I touched down in Vegas Sunday at 10:45 a.m. after being up all night because of the Northern California storms, and headed straight for the Las Vegas Convention Center so I could put the finishing touches on our story NBC Nightly News.
From there, on to the Bill Gates keynote; from there, back to the truck to feed tape. Then to the hotel by 9:30 p.m. Then up at 1:15 a.m. to begin our coverage for network affiliates and CNBC this morning.
In between all that, I have had the chance to play with some neat stuff, most notably the OLED flat screen television from Sony. We've seen prototypes of this before, but the 11-inch screen goes on sale today for a whopping $2,500. But wow, what a screen: thinner than a couple of credit cards, it's full HD and gorgeous. It's also "green," since it eliminates the "always on" backlight in other flat panels.

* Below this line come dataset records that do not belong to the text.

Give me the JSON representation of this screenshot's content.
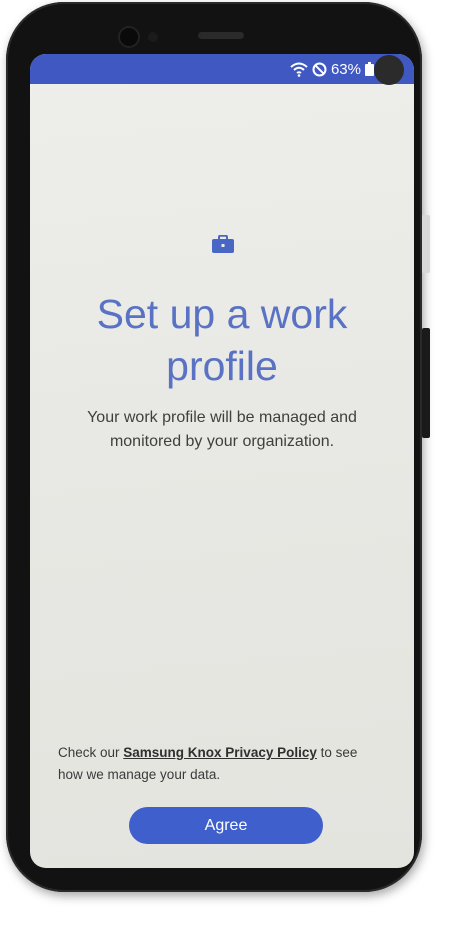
{
  "status_bar": {
    "icons": [
      "wifi-icon",
      "do-not-disturb-icon",
      "battery-icon"
    ],
    "battery_percent": "63%",
    "color": "#3f58c2"
  },
  "main": {
    "icon": "briefcase-icon",
    "title": "Set up a work profile",
    "subtitle": "Your work profile will be managed and monitored by your organization."
  },
  "footer": {
    "policy_prefix": "Check our ",
    "policy_link": "Samsung Knox Privacy Policy",
    "policy_suffix": " to see how we manage your data."
  },
  "actions": {
    "agree_label": "Agree",
    "accent_color": "#3f5fcc"
  }
}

Also from Sony , the hybrid UH 20 camcorder that records on DVDs, an internal hard drive and a Sony memory stick for unprecedented consumer options. And all high definition. Nifty stuff.

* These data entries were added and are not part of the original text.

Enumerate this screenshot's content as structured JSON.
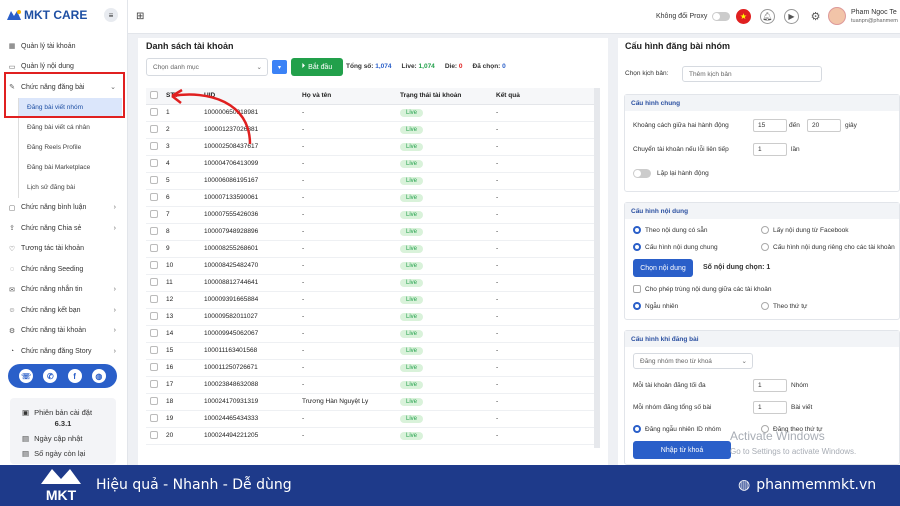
{
  "brand": {
    "logo_text": "MKT CARE"
  },
  "sidebar": {
    "items": [
      {
        "label": "Quản lý tài khoản",
        "icon": "grid-icon"
      },
      {
        "label": "Quản lý nội dung",
        "icon": "folder-icon"
      },
      {
        "label": "Chức năng đăng bài",
        "icon": "edit-icon",
        "expanded": true
      },
      {
        "label": "Chức năng bình luận",
        "icon": "comment-icon"
      },
      {
        "label": "Chức năng Chia sẻ",
        "icon": "share-icon"
      },
      {
        "label": "Tương tác tài khoản",
        "icon": "interact-icon"
      },
      {
        "label": "Chức năng Seeding",
        "icon": "seed-icon"
      },
      {
        "label": "Chức năng nhắn tin",
        "icon": "message-icon"
      },
      {
        "label": "Chức năng kết bạn",
        "icon": "friend-icon"
      },
      {
        "label": "Chức năng tài khoản",
        "icon": "account-icon"
      },
      {
        "label": "Chức năng đăng Story",
        "icon": "story-icon"
      }
    ],
    "subitems": [
      "Đăng bài viết nhóm",
      "Đăng bài viết cá nhân",
      "Đăng Reels Profile",
      "Đăng bài Marketplace",
      "Lịch sử đăng bài"
    ],
    "version_label": "Phiên bản cài đặt",
    "version_value": "6.3.1",
    "update_label": "Ngày cập nhật",
    "days_label": "Số ngày còn lại"
  },
  "topbar": {
    "proxy_label": "Không đổi Proxy",
    "user_name": "Pham Ngoc Te",
    "user_email": "tuanpn@phanmem"
  },
  "list": {
    "title": "Danh sách tài khoản",
    "category_placeholder": "Chọn danh mục",
    "start_label": "Bắt đầu",
    "total_label": "Tổng số:",
    "total": "1,074",
    "live_label": "Live:",
    "live": "1,074",
    "die_label": "Die:",
    "die": "0",
    "selected_label": "Đã chọn:",
    "selected": "0",
    "columns": [
      "STT",
      "UID",
      "Họ và tên",
      "Trạng thái tài khoản",
      "Kết quả"
    ],
    "rows": [
      {
        "stt": "1",
        "uid": "100000650918981",
        "name": "-",
        "status": "Live",
        "result": "-"
      },
      {
        "stt": "2",
        "uid": "100001237026881",
        "name": "-",
        "status": "Live",
        "result": "-"
      },
      {
        "stt": "3",
        "uid": "100002508437617",
        "name": "-",
        "status": "Live",
        "result": "-"
      },
      {
        "stt": "4",
        "uid": "100004706413099",
        "name": "-",
        "status": "Live",
        "result": "-"
      },
      {
        "stt": "5",
        "uid": "100006086195167",
        "name": "-",
        "status": "Live",
        "result": "-"
      },
      {
        "stt": "6",
        "uid": "100007133590061",
        "name": "-",
        "status": "Live",
        "result": "-"
      },
      {
        "stt": "7",
        "uid": "100007555426036",
        "name": "-",
        "status": "Live",
        "result": "-"
      },
      {
        "stt": "8",
        "uid": "100007948928896",
        "name": "-",
        "status": "Live",
        "result": "-"
      },
      {
        "stt": "9",
        "uid": "100008255268601",
        "name": "-",
        "status": "Live",
        "result": "-"
      },
      {
        "stt": "10",
        "uid": "100008425482470",
        "name": "-",
        "status": "Live",
        "result": "-"
      },
      {
        "stt": "11",
        "uid": "100008812744641",
        "name": "-",
        "status": "Live",
        "result": "-"
      },
      {
        "stt": "12",
        "uid": "100009391665884",
        "name": "-",
        "status": "Live",
        "result": "-"
      },
      {
        "stt": "13",
        "uid": "100009582011027",
        "name": "-",
        "status": "Live",
        "result": "-"
      },
      {
        "stt": "14",
        "uid": "100009945062067",
        "name": "-",
        "status": "Live",
        "result": "-"
      },
      {
        "stt": "15",
        "uid": "100011163401568",
        "name": "-",
        "status": "Live",
        "result": "-"
      },
      {
        "stt": "16",
        "uid": "100011250726671",
        "name": "-",
        "status": "Live",
        "result": "-"
      },
      {
        "stt": "17",
        "uid": "100023848632088",
        "name": "-",
        "status": "Live",
        "result": "-"
      },
      {
        "stt": "18",
        "uid": "100024170931319",
        "name": "Trương Hàn Nguyệt Ly",
        "status": "Live",
        "result": "-"
      },
      {
        "stt": "19",
        "uid": "100024465434333",
        "name": "-",
        "status": "Live",
        "result": "-"
      },
      {
        "stt": "20",
        "uid": "100024494221205",
        "name": "-",
        "status": "Live",
        "result": "-"
      }
    ]
  },
  "config": {
    "title": "Cấu hình đăng bài nhóm",
    "scenario_label": "Chọn kịch bản:",
    "scenario_placeholder": "Thêm kịch bản",
    "general": {
      "title": "Cấu hình chung",
      "interval_label": "Khoảng cách giữa hai hành động",
      "from": "15",
      "to_label": "đến",
      "to": "20",
      "unit": "giây",
      "switch_label": "Chuyển tài khoản nếu lỗi liên tiếp",
      "switch_value": "1",
      "switch_unit": "lần",
      "repeat_label": "Lặp lại hành động"
    },
    "content": {
      "title": "Cấu hình nội dung",
      "opt1": "Theo nội dung có sẵn",
      "opt2": "Lấy nội dung từ Facebook",
      "opt3": "Cấu hình nội dung chung",
      "opt4": "Cấu hình nội dung riêng cho các tài khoản",
      "choose_btn": "Chọn nội dung",
      "count_label": "Số nội dung chọn: 1",
      "dup_label": "Cho phép trùng nội dung giữa các tài khoản",
      "random_label": "Ngẫu nhiên",
      "order_label": "Theo thứ tự"
    },
    "posting": {
      "title": "Cấu hình khi đăng bài",
      "mode": "Đăng nhóm theo từ khoá",
      "per_acc_label": "Mỗi tài khoản đăng tối đa",
      "per_acc_value": "1",
      "per_acc_unit": "Nhóm",
      "per_group_label": "Mỗi nhóm đăng tổng số bài",
      "per_group_value": "1",
      "per_group_unit": "Bài viết",
      "random_id_label": "Đăng ngẫu nhiên ID nhóm",
      "order_label": "Đăng theo thứ tự",
      "import_btn": "Nhập từ khoá"
    }
  },
  "watermark": {
    "line1": "Activate Windows",
    "line2": "Go to Settings to activate Windows."
  },
  "footer": {
    "logo": "MKT",
    "slogan": "Hiệu quả - Nhanh - Dễ dùng",
    "website": "phanmemmkt.vn"
  },
  "colors": {
    "primary": "#2a5fc9",
    "green": "#22a04b",
    "red": "#e02020",
    "footer": "#1e3a8a"
  }
}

Not to be outdone: Samsung showed us its new HD digicams, HD camcorders with amazing quality, a flash drive that can store two hours of video and even a slo-mo capability. Great for sports fanatics and soccer moms and dads.
Some other things that caught my eye: the electronic pen from tiny Epos. We've seen this kind of thing before, but many of those predecessors needed a special kind of paper to capture your scribbles. Epos works on any paper, connects to your computer via USB port and anything you wrote is uploaded into your PC. The Israeli company is doing so well that its main financial backer is Intel Corp .
And if you get a chance, check out the Dick Tracy gizmos. Seems the wrist is once again a hot piece of body real estate when it comes to new technology. LG Electronics is unveiling a new wrist-watch mobile phone.
And from Temtex in Toronto, the Neutrano, a wrist-worn photowatch; essentially a digital photo frame for your wrist. It holds up to a hundred photos, and oh, yeah, it's also a fully functioning digital watch. Fun stuff.